Produced from about 1550 BC to 50 BC, the Book of the Dead was not a single, stable composition but an evolving collection of ritual “spells” - recitations and instructions - that were variously selected and combined into individual manuscripts. The nearly 200 surviving spells each address a different concern or anticipated experience. Forming one of history’s most substantial bodies of religious literature, they illuminate how ancient Egyptians understood the cosmos, the world of the gods, and the nature of existence.
“This is an exciting opportunity to bring forth a little-known yet significant part of the Getty collection that has never before been on display, and to showcase the research that has been conducted on these manuscripts over the past few years,” said exhibition curation Sara E. Cole, assistant curator of antiquities at the Getty Villa Museum.
Around 1550 BC, wealthy patrons began commissioning Book of the Dead papyrus scrolls from scribal workshops throughout Egypt. Although deposited in tombs and intimately associated with the deceased, these manuscripts reflected the beliefs and cares of the living and were embedded in active religious practice. This exhibition will highlight four papyri, belonging to women named Webennesre, Ankhesenaset, and Aset, and a man named Pasherashakhet. The papyri span a period from about 1450 BC to about 100 BC.

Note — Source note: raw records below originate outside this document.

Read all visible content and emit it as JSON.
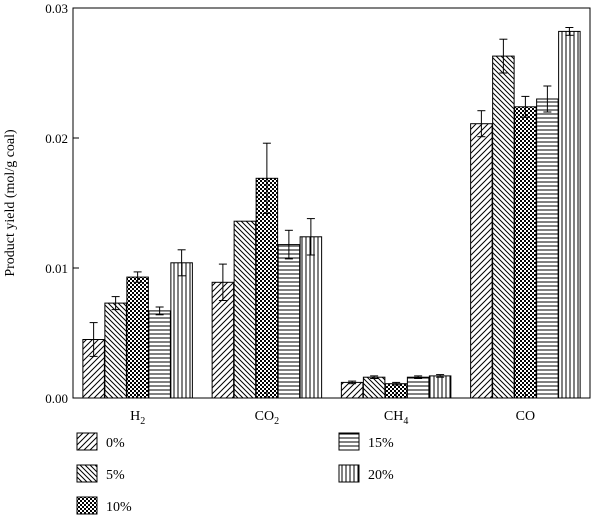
{
  "chart_data": {
    "type": "bar",
    "title": "",
    "xlabel": "",
    "ylabel": "Product yield (mol/g coal)",
    "ylim": [
      0,
      0.03
    ],
    "yticks": [
      "0.00",
      "0.01",
      "0.02",
      "0.03"
    ],
    "categories": [
      {
        "base": "H",
        "sub": "2"
      },
      {
        "base": "CO",
        "sub": "2"
      },
      {
        "base": "CH",
        "sub": "4"
      },
      {
        "base": "CO",
        "sub": ""
      }
    ],
    "series": [
      {
        "name": "0%",
        "pattern": "diag-up",
        "values": [
          0.0045,
          0.0089,
          0.0012,
          0.0211
        ],
        "errors": [
          0.0013,
          0.0014,
          0.0001,
          0.001
        ]
      },
      {
        "name": "5%",
        "pattern": "diag-down",
        "values": [
          0.0073,
          0.0136,
          0.0016,
          0.0263
        ],
        "errors": [
          0.0005,
          0.0,
          0.0001,
          0.0013
        ]
      },
      {
        "name": "10%",
        "pattern": "checker",
        "values": [
          0.0093,
          0.0169,
          0.0011,
          0.0224
        ],
        "errors": [
          0.0004,
          0.0027,
          0.0001,
          0.0008
        ]
      },
      {
        "name": "15%",
        "pattern": "horizontal",
        "values": [
          0.0067,
          0.0118,
          0.0016,
          0.023
        ],
        "errors": [
          0.0003,
          0.0011,
          0.0001,
          0.001
        ]
      },
      {
        "name": "20%",
        "pattern": "vertical",
        "values": [
          0.0104,
          0.0124,
          0.0017,
          0.0282
        ],
        "errors": [
          0.001,
          0.0014,
          0.0001,
          0.0003
        ]
      }
    ],
    "legend": {
      "position": "bottom",
      "columns": 2
    },
    "grid": false
  }
}
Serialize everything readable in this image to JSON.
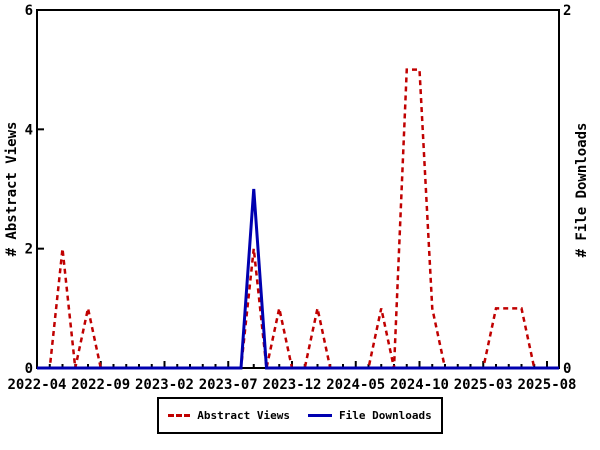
{
  "chart_data": {
    "type": "line",
    "title": "",
    "categories": [
      "2022-04",
      "2022-05",
      "2022-06",
      "2022-07",
      "2022-08",
      "2022-09",
      "2022-10",
      "2022-11",
      "2022-12",
      "2023-01",
      "2023-02",
      "2023-03",
      "2023-04",
      "2023-05",
      "2023-06",
      "2023-07",
      "2023-08",
      "2023-09",
      "2023-10",
      "2023-11",
      "2023-12",
      "2024-01",
      "2024-02",
      "2024-03",
      "2024-04",
      "2024-05",
      "2024-06",
      "2024-07",
      "2024-08",
      "2024-09",
      "2024-10",
      "2024-11",
      "2024-12",
      "2025-01",
      "2025-02",
      "2025-03",
      "2025-04",
      "2025-05",
      "2025-06",
      "2025-07",
      "2025-08"
    ],
    "series": [
      {
        "name": "Abstract Views",
        "axis": "left",
        "color": "#c00000",
        "line_style": "dashed",
        "values": [
          0,
          0,
          2,
          0,
          1,
          0,
          0,
          0,
          0,
          0,
          0,
          0,
          0,
          0,
          0,
          0,
          0,
          2,
          0,
          1,
          0,
          0,
          1,
          0,
          0,
          0,
          0,
          1,
          0,
          5,
          5,
          1,
          0,
          0,
          0,
          0,
          1,
          1,
          1,
          0,
          0
        ]
      },
      {
        "name": "File Downloads",
        "axis": "right",
        "color": "#0000b0",
        "line_style": "solid",
        "values": [
          0,
          0,
          0,
          0,
          0,
          0,
          0,
          0,
          0,
          0,
          0,
          0,
          0,
          0,
          0,
          0,
          0,
          1,
          0,
          0,
          0,
          0,
          0,
          0,
          0,
          0,
          0,
          0,
          0,
          0,
          0,
          0,
          0,
          0,
          0,
          0,
          0,
          0,
          0,
          0,
          0
        ]
      }
    ],
    "x_ticklabels": [
      "2022-04",
      "2022-09",
      "2023-02",
      "2023-07",
      "2023-12",
      "2024-05",
      "2024-10",
      "2025-03",
      "2025-08"
    ],
    "x_label_every_n_months": 5,
    "left_axis": {
      "label": "# Abstract Views",
      "min": 0,
      "max": 6,
      "ticks": [
        0,
        2,
        4,
        6
      ]
    },
    "right_axis": {
      "label": "# File Downloads",
      "min": 0,
      "max": 2,
      "ticks": [
        0,
        2
      ]
    },
    "grid": false,
    "legend_position": "bottom"
  },
  "legend": {
    "items": [
      {
        "label": "Abstract Views",
        "color": "#c00000",
        "style": "dashed"
      },
      {
        "label": "File Downloads",
        "color": "#0000b0",
        "style": "solid"
      }
    ]
  },
  "colors": {
    "abstract_views": "#c00000",
    "file_downloads": "#0000b0",
    "axis": "#000000",
    "background": "#ffffff"
  }
}
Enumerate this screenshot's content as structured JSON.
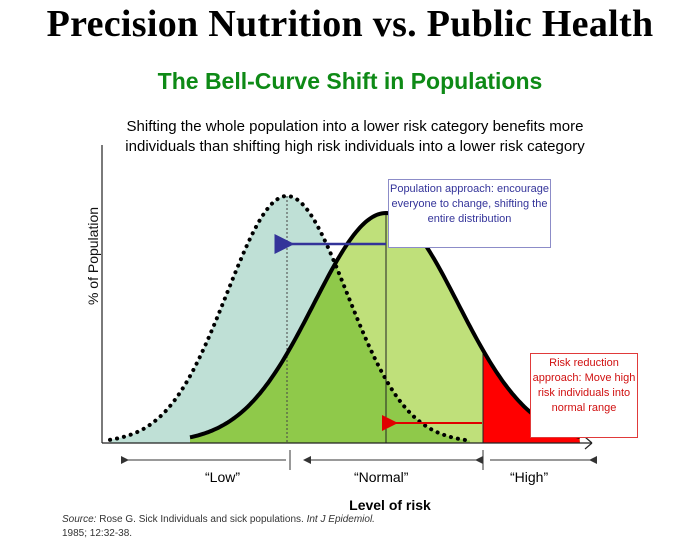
{
  "header": {
    "title": "Precision Nutrition vs. Public Health",
    "subtitle": "The Bell-Curve Shift in Populations",
    "caption": "Shifting the whole population into a lower risk category benefits more individuals than shifting high risk individuals into a lower risk category"
  },
  "chart": {
    "ylabel": "% of Population",
    "xlabel": "Level of risk",
    "categories": [
      "“Low”",
      "“Normal”",
      "“High”"
    ],
    "population_approach": "Population approach: encourage everyone to change, shifting the entire distribution",
    "risk_reduction_approach": "Risk reduction approach: Move high risk individuals into normal range"
  },
  "source": {
    "label": "Source:",
    "text": "Rose G. Sick Individuals and sick populations.",
    "journal": "Int J Epidemiol.",
    "citation": "1985; 12:32-38."
  },
  "colors": {
    "shifted_fill": "#bfe07a",
    "shifted_fill_dark": "#8fc94a",
    "original_fill": "#bfe0d6",
    "high_risk": "#ff0000",
    "arrow_population": "#333399",
    "arrow_risk": "#e00000",
    "subtitle": "#0e8a16"
  }
}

In later phases of the Book of the Dead (about 400–100 BC), scribes wrote spells on thin linen strips that were then wrapped around mummified bodies as part of the ritual embalming process. Serving as an alternative or a complement to papyrus scrolls, this practice brought the sacred texts in direct contact with the deceased, enveloping and protecting them. Three linen strips also showcased in this exhibition were once part of longer textiles that were applied to the bodies of two men, both named Petosiris.
In addition, an ushabti (funerary figurine) belonging to an official named Neferibresaneith and a fragment of a coffin lid will be on display, illustrating how the ancient Egyptians envisioned the afterlife and the tools they employed in achieving a blessed existence beyond death.
On November 4, Getty will host an afternoon of presentations, The Egyptian Book of the Dead - for the Living, with five experts exploring how the Book of the Dead was used outside of funerary contexts and the many ways in which it was also a book for the living.
The exhibition goes on view at the Getty Villa Museum from November 1 through January 29, 2024.